Edit: Here is an example Kubernetes configuration running DeepSeek-R1 on vLLM multi-host using LeaderWorkerSet https://github.com/kubernetes-sigs/wg-serving/blob/main/serv.... This work would be integrated into llm-d.

rdli•1y ago
This is really interesting. For SOTA inference systems, I've seen two general approaches:

* The "stack-centric" approach such as vLLM production stack, AIBrix, etc. These set up an entire inference stack for you including KV cache, routing, etc.

* The "pipeline-centric" approach such as NVidia Dynamo, Ray, BentoML. These give you more of an SDK so you can define inference pipelines that you can then deploy on your specific hardware.

It seems like LLM-d is the former. Is that right? What prompted you to go down that direction, instead of the direction of Dynamo?

qntty•1y ago
It sounds like you might be confusing different parts of the stack. NVIDIA Dynamo for example supports vLLM as the inference engine. I think you should think of something like vLLM as more akin to GUnicorn, and llm-d as an application load balancer. And I guess something like NVIDIA Dynamo would be like Django.
smarterclayton•1y ago
llm-d is intended to be three clean layers:

1. Balance / schedule incoming requests to the right backend

2. Model server replicas that can run on multiple hardware topologies

3. Prefix caching hierarchy with well-tested variants for different use cases

So it's a 3-tier architecture. The biggest difference with Dynamo is that llm-d is using the inference gateway extension - https://github.com/kubernetes-sigs/gateway-api-inference-ext... - which brings Kubernetes owned APIs for managing model routing, request priority and flow control, LoRA support etc.

rdli•1y ago
I would think that that the NVidia Dynamo SDK (pipelines) is a big difference as well (https://github.com/ai-dynamo/dynamo/tree/main/deploy/sdk/doc...), or am I missing something?
Kemschumam•1y ago
What would be the benefit of this project over hosting VLLM in Ray?
smarterclayton•1y ago
That's a good example - I can at least answer about why it's a difference: different target user.

As I understand the Dynamo SDK it is about simplifying and helping someone get started with Dynamo on Kubernetes.
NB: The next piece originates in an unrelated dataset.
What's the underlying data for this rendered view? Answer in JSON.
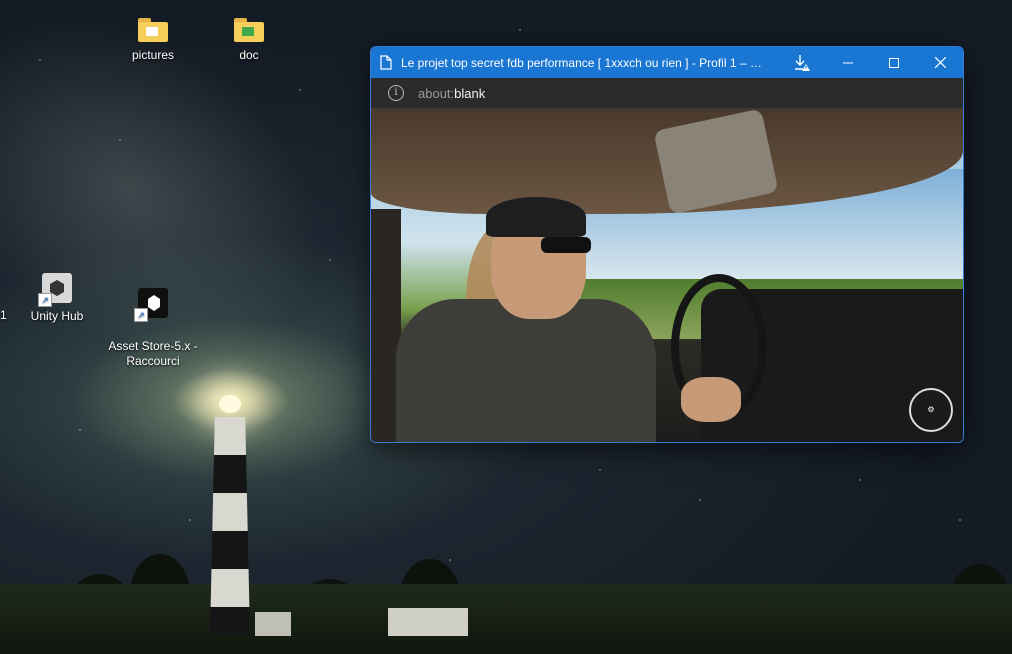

From the user set we work with (large inference deployers) that is not a high priority - they already have mature deployment opinions or a set of tools that would not compose well with something like the Dynamo SDK. Their comfort level with Kubernetes is moderate to high - either they use Kubernetes for high scale training and batch, or they are deploying to many different providers in order to get enough capacity and need a standard orchestration solution.
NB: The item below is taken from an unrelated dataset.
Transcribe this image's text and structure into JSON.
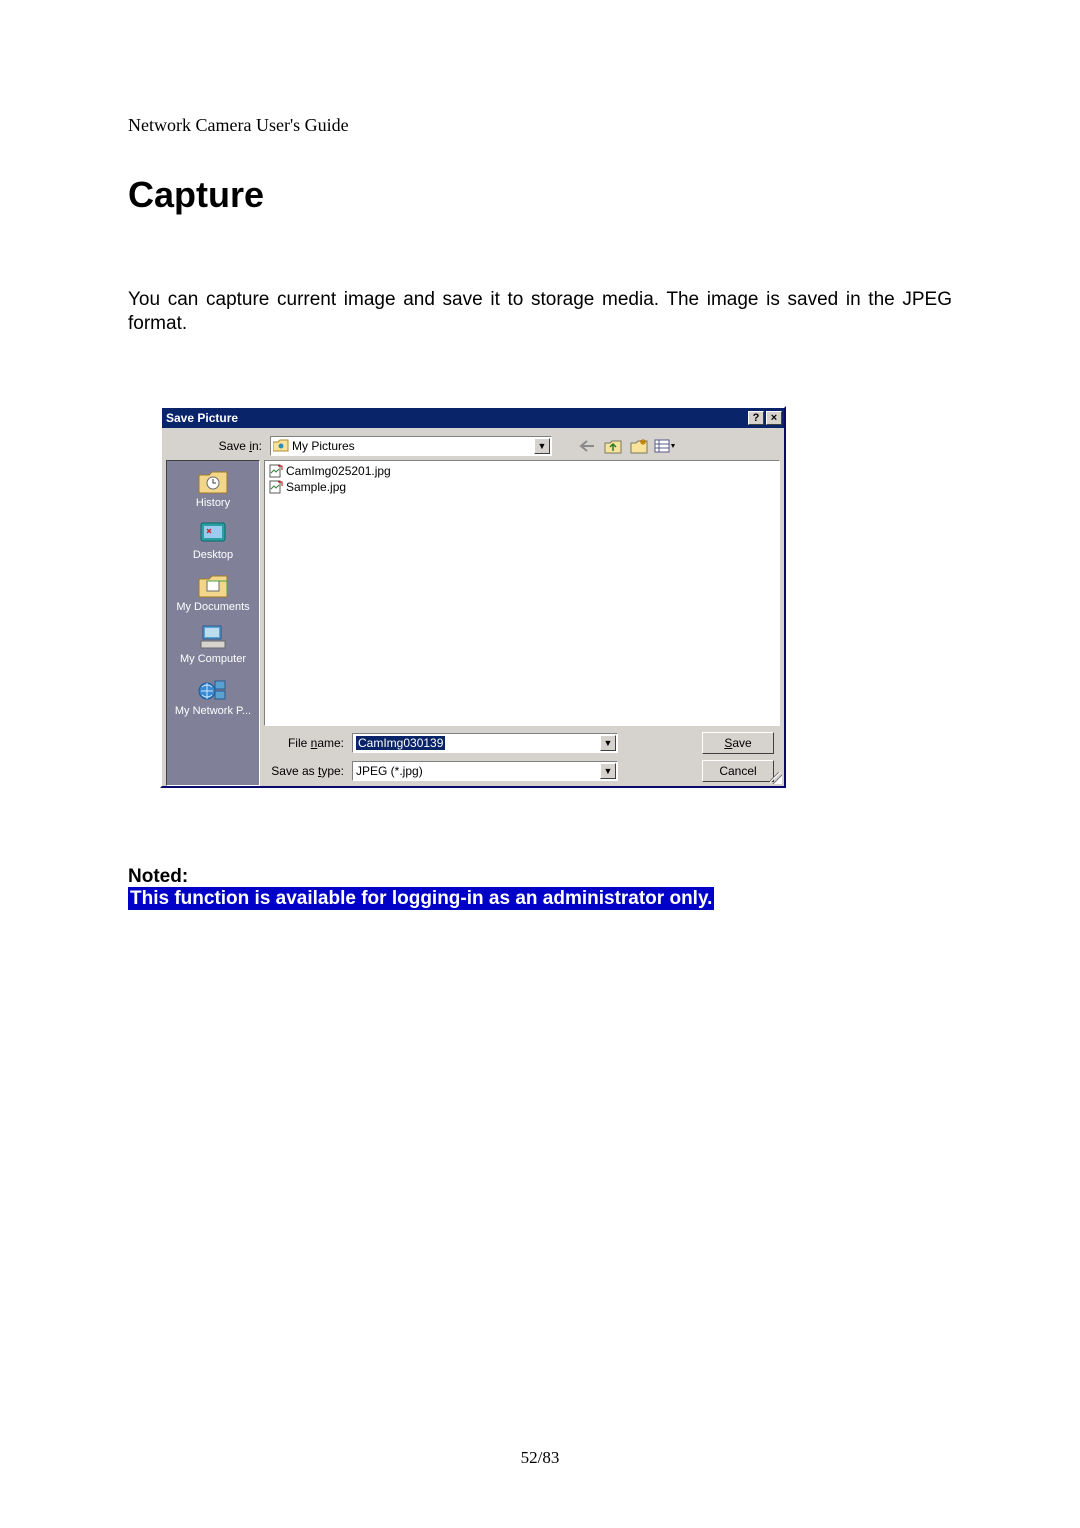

llm-d focuses on helping achieve efficiency dynamically at runtime based on changing traffic or workload on Kubernetes - some of the things the Dynamo SDK encodes are static and upfront and would conflict with that objective. Also, large deployers with serving typically have significant batch and training and they are looking to maximize capacity use without impacting their prod serving. That requires the orchestrator to know about both workloads at some level - which Dynamo SDK would make more difficult.

rdli•1y ago
In this analogy, Dynamo is most definitely not like Django. It includes inference aware routing, KV caching, etc. -- all the stuff you would need to run a modern SOTA inference stack.
qntty•1y ago
You're right, I was confusing TensorRT with Dynamo. It looks like the relationship between Dynamo and vLLM is actually the opposite of what I was thinking -- Dynamo can use vLLM as a backend rather than vice versa.